Bilim insanları, C. reinhardtii yosununun karanlıkta asetat üzerinde büyüyebileceğini zaten biliyorlardı – organizma bir miksotroftur, yani kendi besinini fotosentetik olarak yapmak veya diğer bitkiler tarafından üretilen organik karbonu yemek arasında gidip gelebilir. Ancak Riverside’daki California Üniversitesi’nden kıdemli araştırma yazarı Robert Jinkerson’a göre, bu, C. reinhardtii’nin eski fotosentezin fosil kalıntıları olan yakın tarihli fotosentezden veya petrol ürünlerinden gelmeyen asetat üzerinde ilk kez yetiştirilmesiydi.

Jinkerson, “Bu, algler veya bir bitki gibi herhangi bir fotosentetik organizmanın, evrimleşmesinden bu yana fotosentezden bağımsız olarak büyüdüğü ilk sefer” diyor.

Fotosentez olmadan alg yetiştiren araştırmacılar daha zor bir soruya yöneldiler: Ekin bitkileri de yetiştirebilirler mi?

İlk sonuçları cesaret vericiydi. Karanlıkta, araştırmacılar marul dokusunu asetat içeren sıvı bir süspansiyon içinde büyüterek, dışarıdan sağlanan bir karbon kaynağını alıp metabolize edebildiğini doğruladılar.
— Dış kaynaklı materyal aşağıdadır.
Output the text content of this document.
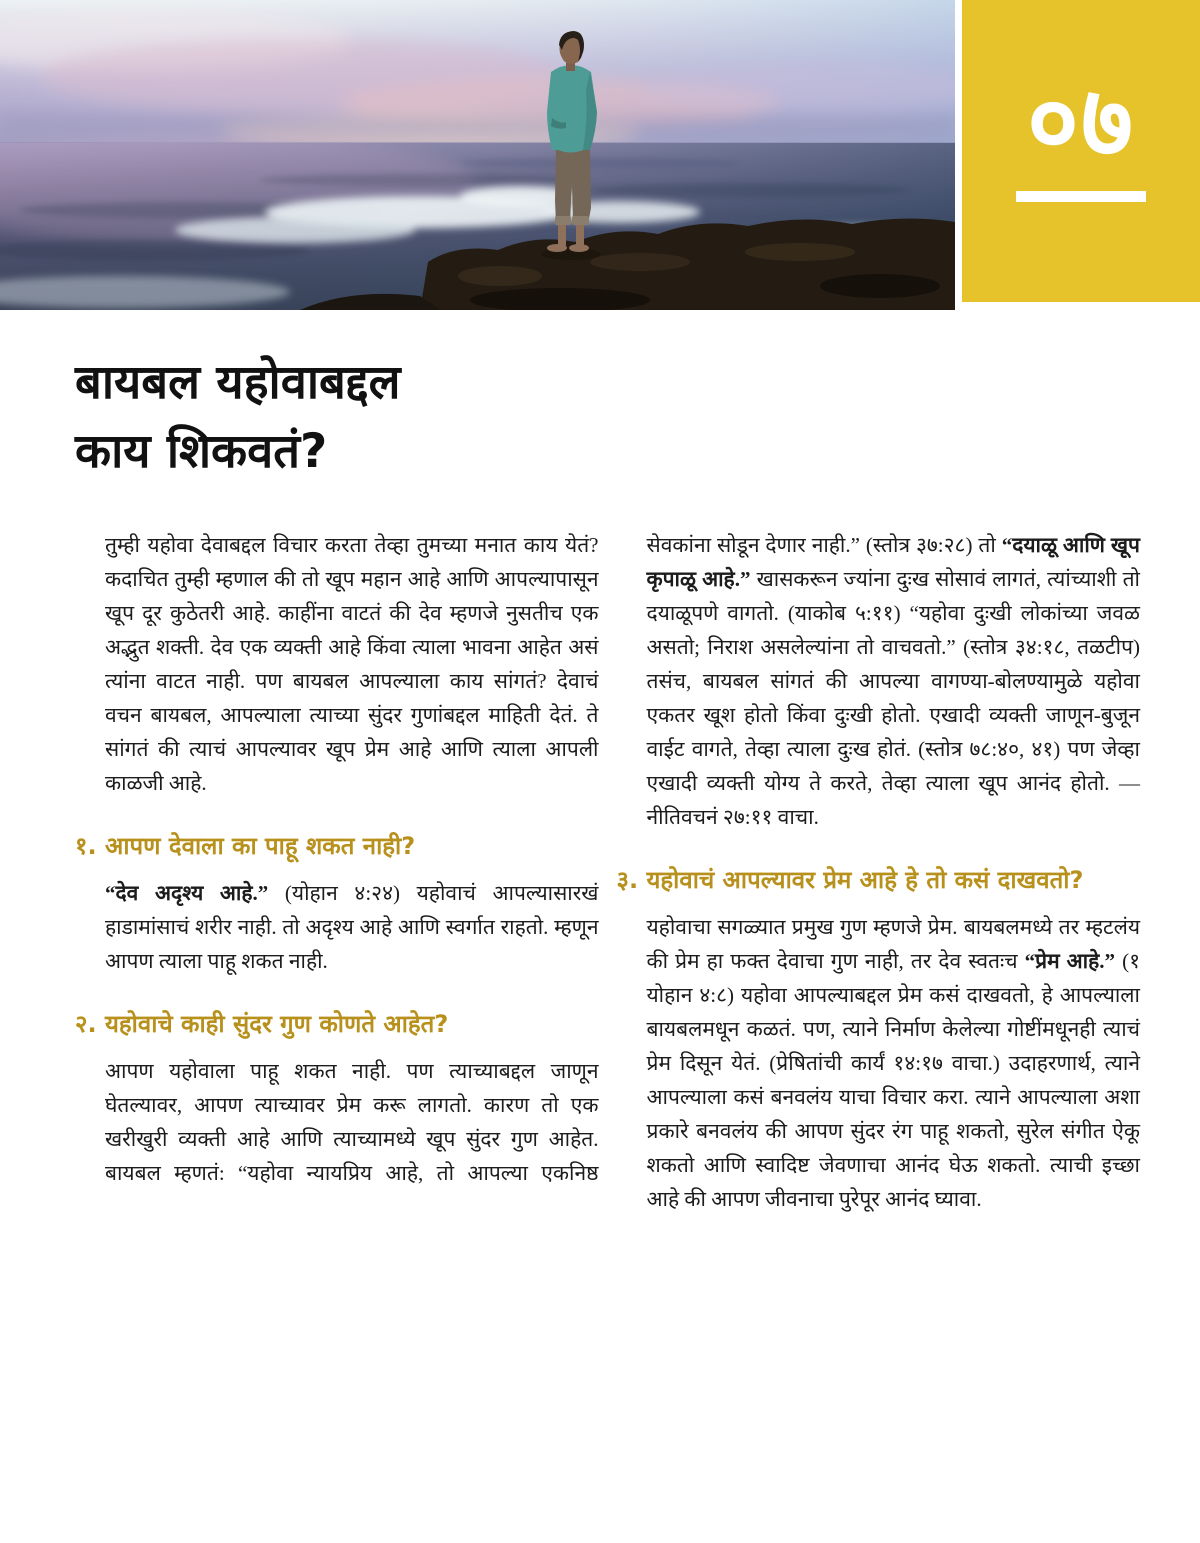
०७
बायबल यहोवाबद्दल
काय शिकवतं?

तुम्ही यहोवा देवाबद्दल विचार करता तेव्हा तुमच्या मनात काय येतं? कदाचित तुम्ही म्हणाल की तो खूप महान आहे आणि आपल्यापासून खूप दूर कुठेतरी आहे. काहींना वाटतं की देव म्हणजे नुसतीच एक अद्भुत शक्ती. देव एक व्यक्ती आहे किंवा त्याला भावना आहेत असं त्यांना वाटत नाही. पण बायबल आपल्याला काय सांगतं? देवाचं वचन बायबल, आपल्याला त्याच्या सुंदर गुणांबद्दल माहिती देतं. ते सांगतं की त्याचं आपल्यावर खूप प्रेम आहे आणि त्याला आपली काळजी आहे.

१. आपण देवाला का पाहू शकत नाही?

“देव अदृश्य आहे.” (योहान ४:२४) यहोवाचं आपल्यासारखं हाडामांसाचं शरीर नाही. तो अदृश्य आहे आणि स्वर्गात राहतो. म्हणून आपण त्याला पाहू शकत नाही.

२. यहोवाचे काही सुंदर गुण कोणते आहेत?

आपण यहोवाला पाहू शकत नाही. पण त्याच्याबद्दल जाणून घेतल्यावर, आपण त्याच्यावर प्रेम करू लागतो. कारण तो एक खरीखुरी व्यक्ती आहे आणि त्याच्यामध्ये खूप सुंदर गुण आहेत. बायबल म्हणतं: “यहोवा न्यायप्रिय आहे, तो आपल्या एकनिष्ठ सेवकांना सोडून देणार नाही.” (स्तोत्र ३७:२८) तो “दयाळू आणि खूप कृपाळू आहे.” खासकरून ज्यांना दुःख सोसावं लागतं, त्यांच्याशी तो दयाळूपणे वागतो. (याकोब ५:११) “यहोवा दुःखी लोकांच्या जवळ असतो; निराश असलेल्यांना तो वाचवतो.” (स्तोत्र ३४:१८, तळटीप) तसंच, बायबल सांगतं की आपल्या वागण्या-बोलण्यामुळे यहोवा एकतर खूश होतो किंवा दुःखी होतो. एखादी व्यक्ती जाणून-बुजून वाईट वागते, तेव्हा त्याला दुःख होतं. (स्तोत्र ७८:४०, ४१) पण जेव्हा एखादी व्यक्ती योग्य ते करते, तेव्हा त्याला खूप आनंद होतो. —नीतिवचनं २७:११ वाचा.

३. यहोवाचं आपल्यावर प्रेम आहे हे तो कसं दाखवतो?

यहोवाचा सगळ्यात प्रमुख गुण म्हणजे प्रेम. बायबलमध्ये तर म्हटलंय की प्रेम हा फक्त देवाचा गुण नाही, तर देव स्वतःच “प्रेम आहे.” (१ योहान ४:८) यहोवा आपल्याबद्दल प्रेम कसं दाखवतो, हे आपल्याला बायबलमधून कळतं. पण, त्याने निर्माण केलेल्या गोष्टींमधूनही त्याचं प्रेम दिसून येतं. (प्रेषितांची कार्यं १४:१७ वाचा.) उदाहरणार्थ, त्याने आपल्याला कसं बनवलंय याचा विचार करा. त्याने आपल्याला अशा प्रकारे बनवलंय की आपण सुंदर रंग पाहू शकतो, सुरेल संगीत ऐकू शकतो आणि स्वादिष्ट जेवणाचा आनंद घेऊ शकतो. त्याची इच्छा आहे की आपण जीवनाचा पुरेपूर आनंद घ्यावा.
Ve bütün marul bitkilerini ışıkta büyüttüklerinde (pirinç, kanola, domates ve diğer bazı ekin türlerinin yanı sıra) ancak onları ek asetatla beslediklerinde, bitkilerin dokularına asetat kattığını gördüler. Karbon-13 olarak adlandırılan ağır bir karbon izotopu ile işaretlenmiş asetat, hem aminoasitlerde hem de şekerlerde izlenebilir. Bu da bitkilerin çeşitli metabolik süreçleri desteklemek için kullanabileceğini düşündürür.
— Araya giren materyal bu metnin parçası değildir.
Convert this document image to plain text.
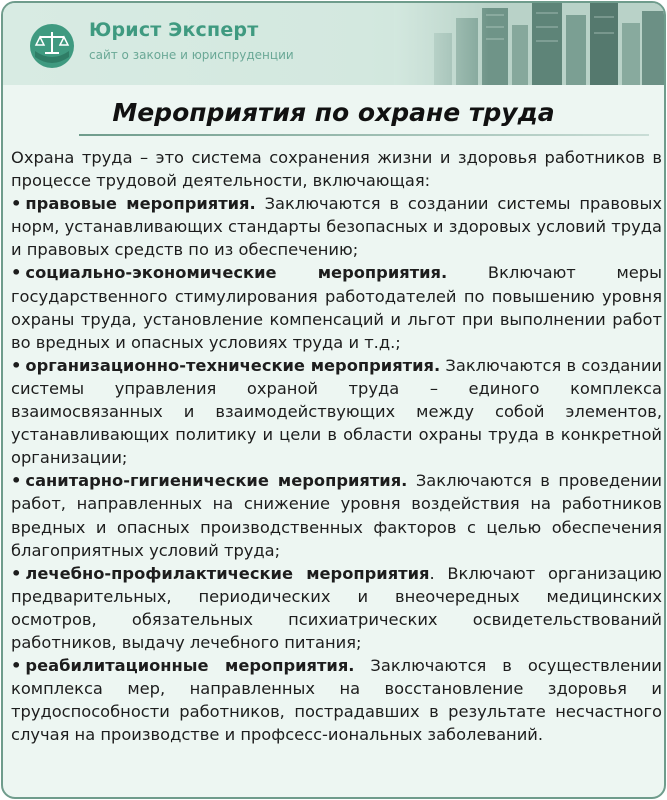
Юрист Эксперт
сайт о законе и юриспруденции
Мероприятия по охране труда

Охрана труда – это система сохранения жизни и здоровья работников в процессе трудовой деятельности, включающая:

• правовые мероприятия. Заключаются в создании системы правовых норм, устанавливающих стандарты безопасных и здоровых условий труда и правовых средств по из обеспечению;

• социально-экономические мероприятия. Включают меры государственного стимулирования работодателей по повышению уровня охраны труда, установление компенсаций и льгот при выполнении работ во вредных и опасных условиях труда и т.д.;

• организационно-технические мероприятия. Заключаются в создании системы управления охраной труда – единого комплекса взаимосвязанных и взаимодействующих между собой элементов, устанавливающих политику и цели в области охраны труда в конкретной организации;

• санитарно-гигиенические мероприятия. Заключаются в проведении работ, направленных на снижение уровня воздействия на работников вредных и опасных производственных факторов с целью обеспечения благоприятных условий труда;

• лечебно-профилактические мероприятия. Включают организацию предварительных, периодических и внеочередных медицинских осмотров, обязательных психиатрических освидетельствований работников, выдачу лечебного питания;

• реабилитационные мероприятия. Заключаются в осуществлении комплекса мер, направленных на восстановление здоровья и трудоспособности работников, пострадавших в результате несчастного случая на производстве и профсесс-иональных заболеваний.
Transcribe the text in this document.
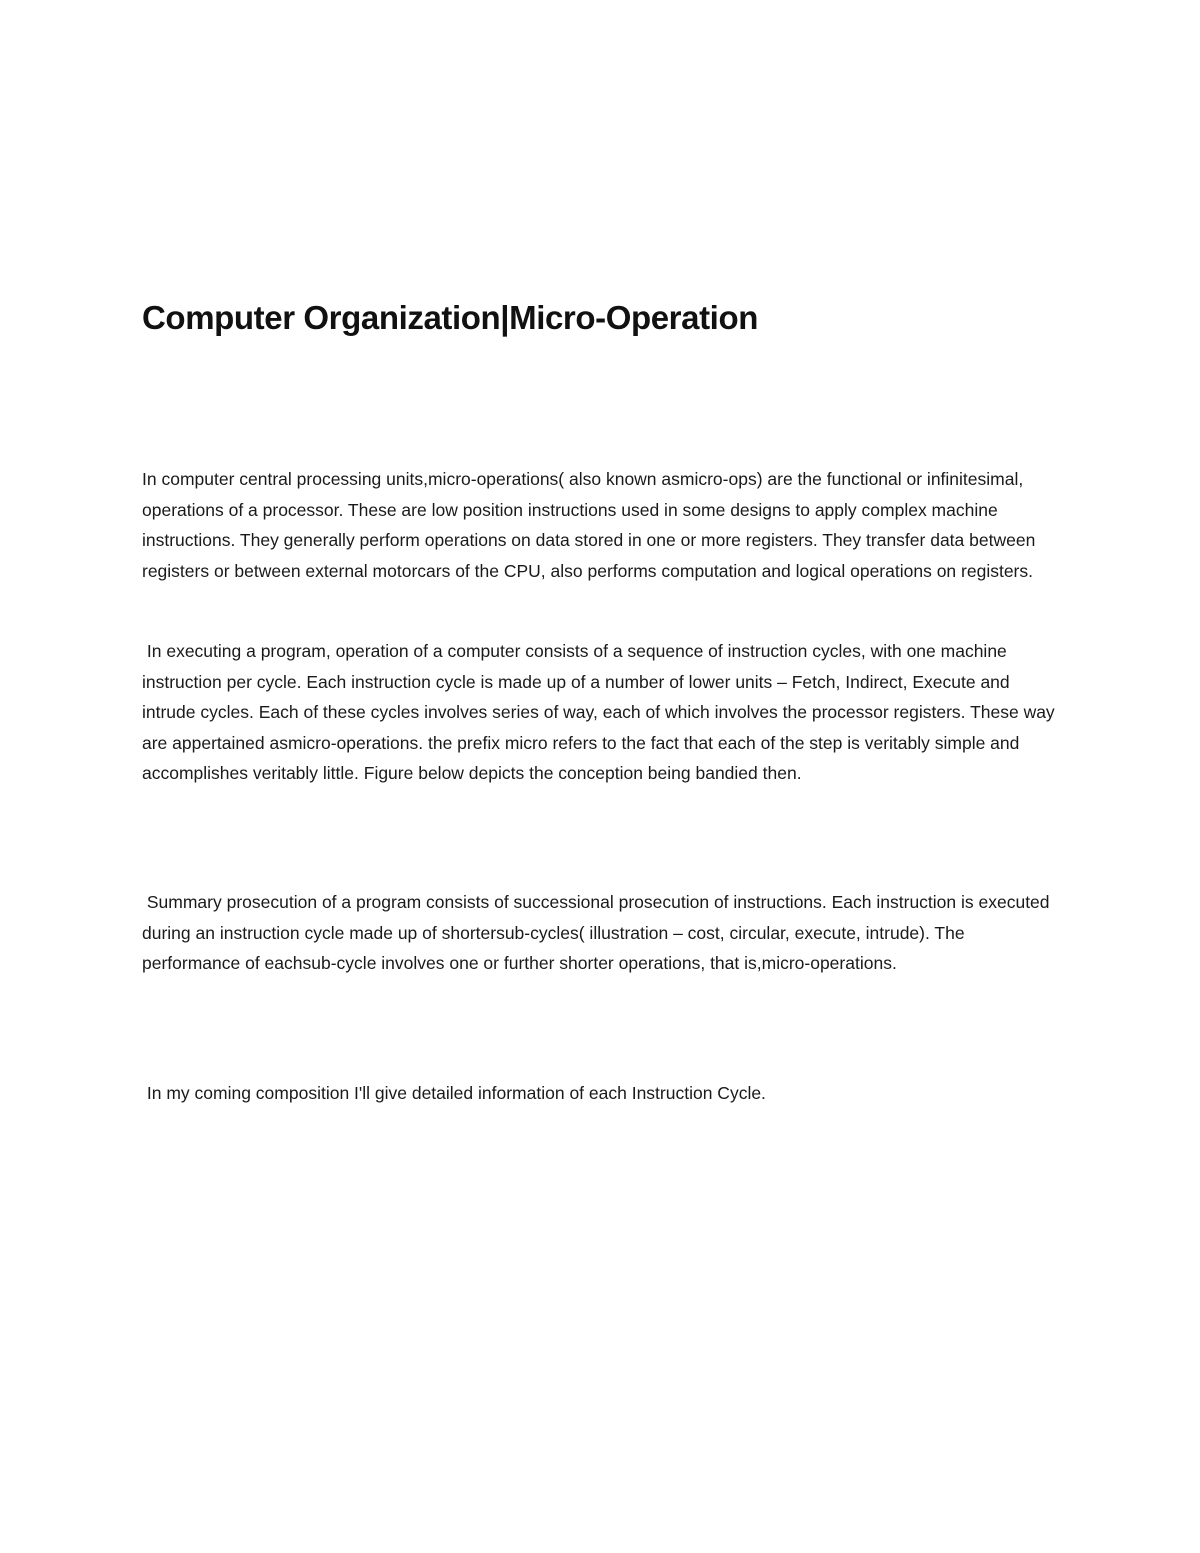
Computer Organization|Micro-Operation

In computer central processing units,micro-operations( also known asmicro-ops) are the functional or infinitesimal, operations of a processor. These are low position instructions used in some designs to apply complex machine instructions. They generally perform operations on data stored in one or more registers. They transfer data between registers or between external motorcars of the CPU, also performs computation and logical operations on registers.

In executing a program, operation of a computer consists of a sequence of instruction cycles, with one machine instruction per cycle. Each instruction cycle is made up of a number of lower units – Fetch, Indirect, Execute and intrude cycles. Each of these cycles involves series of way, each of which involves the processor registers. These way are appertained asmicro-operations. the prefix micro refers to the fact that each of the step is veritably simple and accomplishes veritably little. Figure below depicts the conception being bandied then.

Summary prosecution of a program consists of successional prosecution of instructions. Each instruction is executed during an instruction cycle made up of shortersub-cycles( illustration – cost, circular, execute, intrude). The performance of eachsub-cycle involves one or further shorter operations, that is,micro-operations.

In my coming composition I'll give detailed information of each Instruction Cycle.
Bununla birlikte, çalışma; tüm bitkilerin güneş ışığına erişmeden tamamen asetat üzerinde yetiştirilebileceğini göstermedi – aslında, araştırmacıların marulla yaptığı deneyler, çok fazla asetatın aslında bitki büyümesini engellediğini gösterdiJinkerson, laboratuvarının şu anda asetata karşı daha toleranslı olacak şekilde genetik mühendisliği ve yetiştirme bitkileri üzerinde çalıştığını söylüyor. Bu, ekibin yapay fotosentez yönteminin bitki büyümesini ve gıda üretimini önemli ölçüde desteklemesi için gerekli olacaktır.
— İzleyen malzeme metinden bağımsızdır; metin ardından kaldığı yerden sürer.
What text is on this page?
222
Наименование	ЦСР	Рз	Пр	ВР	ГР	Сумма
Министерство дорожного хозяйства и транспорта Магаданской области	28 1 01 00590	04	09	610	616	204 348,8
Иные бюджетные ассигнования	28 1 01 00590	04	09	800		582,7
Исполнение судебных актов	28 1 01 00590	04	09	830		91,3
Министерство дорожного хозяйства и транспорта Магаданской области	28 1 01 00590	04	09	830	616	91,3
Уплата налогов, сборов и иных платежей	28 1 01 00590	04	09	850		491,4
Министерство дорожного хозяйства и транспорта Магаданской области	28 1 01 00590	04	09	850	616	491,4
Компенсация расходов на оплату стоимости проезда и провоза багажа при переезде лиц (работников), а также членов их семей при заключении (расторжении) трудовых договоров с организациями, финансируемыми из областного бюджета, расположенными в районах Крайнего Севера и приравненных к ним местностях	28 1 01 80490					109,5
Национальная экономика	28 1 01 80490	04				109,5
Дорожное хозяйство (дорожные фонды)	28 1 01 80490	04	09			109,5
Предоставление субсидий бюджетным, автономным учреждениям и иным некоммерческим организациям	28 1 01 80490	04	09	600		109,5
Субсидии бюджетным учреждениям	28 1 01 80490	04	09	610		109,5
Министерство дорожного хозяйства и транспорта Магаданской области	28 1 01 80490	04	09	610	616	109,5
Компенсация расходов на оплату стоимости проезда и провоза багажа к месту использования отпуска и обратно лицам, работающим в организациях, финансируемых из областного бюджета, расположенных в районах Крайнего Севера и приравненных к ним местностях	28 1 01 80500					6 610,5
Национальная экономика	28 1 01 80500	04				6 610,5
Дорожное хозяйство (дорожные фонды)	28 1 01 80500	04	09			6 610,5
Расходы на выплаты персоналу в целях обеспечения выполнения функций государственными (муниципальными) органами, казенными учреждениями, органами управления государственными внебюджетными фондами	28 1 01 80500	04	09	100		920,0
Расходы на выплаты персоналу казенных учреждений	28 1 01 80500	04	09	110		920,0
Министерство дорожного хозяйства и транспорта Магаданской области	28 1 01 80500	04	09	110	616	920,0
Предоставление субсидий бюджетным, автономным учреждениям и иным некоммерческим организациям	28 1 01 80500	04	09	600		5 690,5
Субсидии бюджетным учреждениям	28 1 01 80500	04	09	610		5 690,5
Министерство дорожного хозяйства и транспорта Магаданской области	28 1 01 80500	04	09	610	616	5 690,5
Breakthrough Institute’ta gıda ve tarım analisti olan Emma Kovak, yazarların sonuçlarının “iç mekan üretimi için bitkileri beslemeye yardımcı olmak için potansiyel olarak asetat kullanımına yönelik ilk adımı” temsil ettiğini söylüyor. Bu, yetiştiricilerin iç mekan ışık seviyelerini düşürmesine izin verirse, iç mekan çiftliklerini çalıştırmak için gereken enerjiyi azaltabilir. Ancak Kovak, bitkilerin düşük ışık koşullarında bile asetat kullanarak sağlam bir şekilde büyümesini sağlamak için “büyük ilerleme gerekli olacaktır” diyor.

Berkeley’deki California Üniversitesi’nde sentetik biyoloji alanında doktora adayı olan Evan Groover, araştırmaları fotosentezi iyileştirmek için genetik mühendislik bitkilerine odaklanıyorGroover, “Çalışma, bitkilerin asetat alabildiğini gösteriyor ancak bu, onların gerçekten başarılı olabildiklerinin veya gıda, yakıt veya ilacı anlamlı bir şekilde sentezleyebildiklerinin kanıtı değil” diyor. İkincisini başarmanın, “tesislerin tamamen yeniden programlanmasını” gerektireceğini söylüyor.

Aynı zamanda Groover, yazarların makalesini “canlandırıcı” bulduğunu söylüyor.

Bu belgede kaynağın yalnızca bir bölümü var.